While Poppy was president, he waged war on the public schools, using various weapons. The truth, however, was not among them.

In 1991, through the Department of Energy, he commissioned the world-renowned and world-respected Sandia National Laboratories to do a study comparing the performances of private and public schools nationwide. Bush the Elder fully expected that the study would bear out the conservative Republican dogma stating that private schools are better and that public schools aren't worth supporting.

Boy, was he in for a shock.

The report did find some problems with public schools -- but also found that more, not less, money was the answer to fixing them.

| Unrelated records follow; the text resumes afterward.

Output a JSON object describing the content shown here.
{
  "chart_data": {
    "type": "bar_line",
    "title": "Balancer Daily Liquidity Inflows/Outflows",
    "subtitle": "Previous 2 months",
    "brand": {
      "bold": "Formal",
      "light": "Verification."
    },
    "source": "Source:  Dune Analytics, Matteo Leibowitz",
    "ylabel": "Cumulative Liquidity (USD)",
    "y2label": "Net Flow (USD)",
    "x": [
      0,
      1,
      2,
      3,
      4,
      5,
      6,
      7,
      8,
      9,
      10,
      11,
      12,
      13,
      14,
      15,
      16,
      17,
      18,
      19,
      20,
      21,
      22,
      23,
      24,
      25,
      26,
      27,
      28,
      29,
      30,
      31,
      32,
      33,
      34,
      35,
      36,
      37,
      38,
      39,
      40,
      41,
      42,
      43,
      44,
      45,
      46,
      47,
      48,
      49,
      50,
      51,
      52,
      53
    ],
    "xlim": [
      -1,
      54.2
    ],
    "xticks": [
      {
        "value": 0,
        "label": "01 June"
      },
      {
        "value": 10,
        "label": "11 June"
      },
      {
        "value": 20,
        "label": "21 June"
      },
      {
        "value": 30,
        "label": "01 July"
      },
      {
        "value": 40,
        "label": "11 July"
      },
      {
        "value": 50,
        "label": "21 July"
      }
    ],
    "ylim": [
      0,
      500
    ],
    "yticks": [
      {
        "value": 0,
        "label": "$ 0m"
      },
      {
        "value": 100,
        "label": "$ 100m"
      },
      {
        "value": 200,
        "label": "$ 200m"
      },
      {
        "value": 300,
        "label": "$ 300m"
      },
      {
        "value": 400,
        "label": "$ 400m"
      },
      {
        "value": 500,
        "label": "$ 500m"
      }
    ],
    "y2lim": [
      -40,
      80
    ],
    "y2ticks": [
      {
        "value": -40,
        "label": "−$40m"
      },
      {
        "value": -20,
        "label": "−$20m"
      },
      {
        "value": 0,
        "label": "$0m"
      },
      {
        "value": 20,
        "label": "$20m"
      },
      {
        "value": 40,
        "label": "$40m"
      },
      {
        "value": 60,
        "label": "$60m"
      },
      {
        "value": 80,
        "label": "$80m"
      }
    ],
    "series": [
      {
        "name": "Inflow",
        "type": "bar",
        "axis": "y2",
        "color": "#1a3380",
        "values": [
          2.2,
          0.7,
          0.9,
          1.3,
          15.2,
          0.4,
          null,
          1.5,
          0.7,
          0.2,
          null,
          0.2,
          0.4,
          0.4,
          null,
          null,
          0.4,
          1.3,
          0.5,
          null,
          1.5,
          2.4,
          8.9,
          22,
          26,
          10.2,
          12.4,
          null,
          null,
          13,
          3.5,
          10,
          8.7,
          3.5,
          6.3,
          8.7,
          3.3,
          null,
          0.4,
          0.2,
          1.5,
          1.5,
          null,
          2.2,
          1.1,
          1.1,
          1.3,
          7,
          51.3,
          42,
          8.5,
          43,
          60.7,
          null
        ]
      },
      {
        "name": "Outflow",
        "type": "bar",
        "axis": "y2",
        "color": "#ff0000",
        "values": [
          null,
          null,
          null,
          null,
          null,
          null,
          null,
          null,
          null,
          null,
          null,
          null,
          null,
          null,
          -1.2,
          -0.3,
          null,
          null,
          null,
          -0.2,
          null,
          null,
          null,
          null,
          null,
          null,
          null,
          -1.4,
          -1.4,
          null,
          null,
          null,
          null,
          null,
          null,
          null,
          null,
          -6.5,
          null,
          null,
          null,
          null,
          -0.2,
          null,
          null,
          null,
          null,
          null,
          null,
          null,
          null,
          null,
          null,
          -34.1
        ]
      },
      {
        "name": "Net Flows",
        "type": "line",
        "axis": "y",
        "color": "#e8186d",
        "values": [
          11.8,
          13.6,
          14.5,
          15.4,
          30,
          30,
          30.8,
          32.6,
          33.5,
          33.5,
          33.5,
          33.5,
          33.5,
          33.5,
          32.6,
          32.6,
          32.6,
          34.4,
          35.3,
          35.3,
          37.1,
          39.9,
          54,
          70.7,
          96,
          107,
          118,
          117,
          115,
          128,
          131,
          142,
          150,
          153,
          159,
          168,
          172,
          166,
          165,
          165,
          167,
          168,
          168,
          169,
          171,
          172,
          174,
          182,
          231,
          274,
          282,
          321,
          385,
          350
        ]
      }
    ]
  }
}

Furthermore, it also found that in comparison with private schools, the public schools on the whole did just as good a job as the privates at educating kids -- and sometimes did better.

So what did President Poppy do with this report? Did he heed the facts, even though they blew holes in his theory?

Of course not: He deep-sixed the Sandia Report for the rest of his term in office. It wasn't until Clinton took office in 1993 that it was released to the public.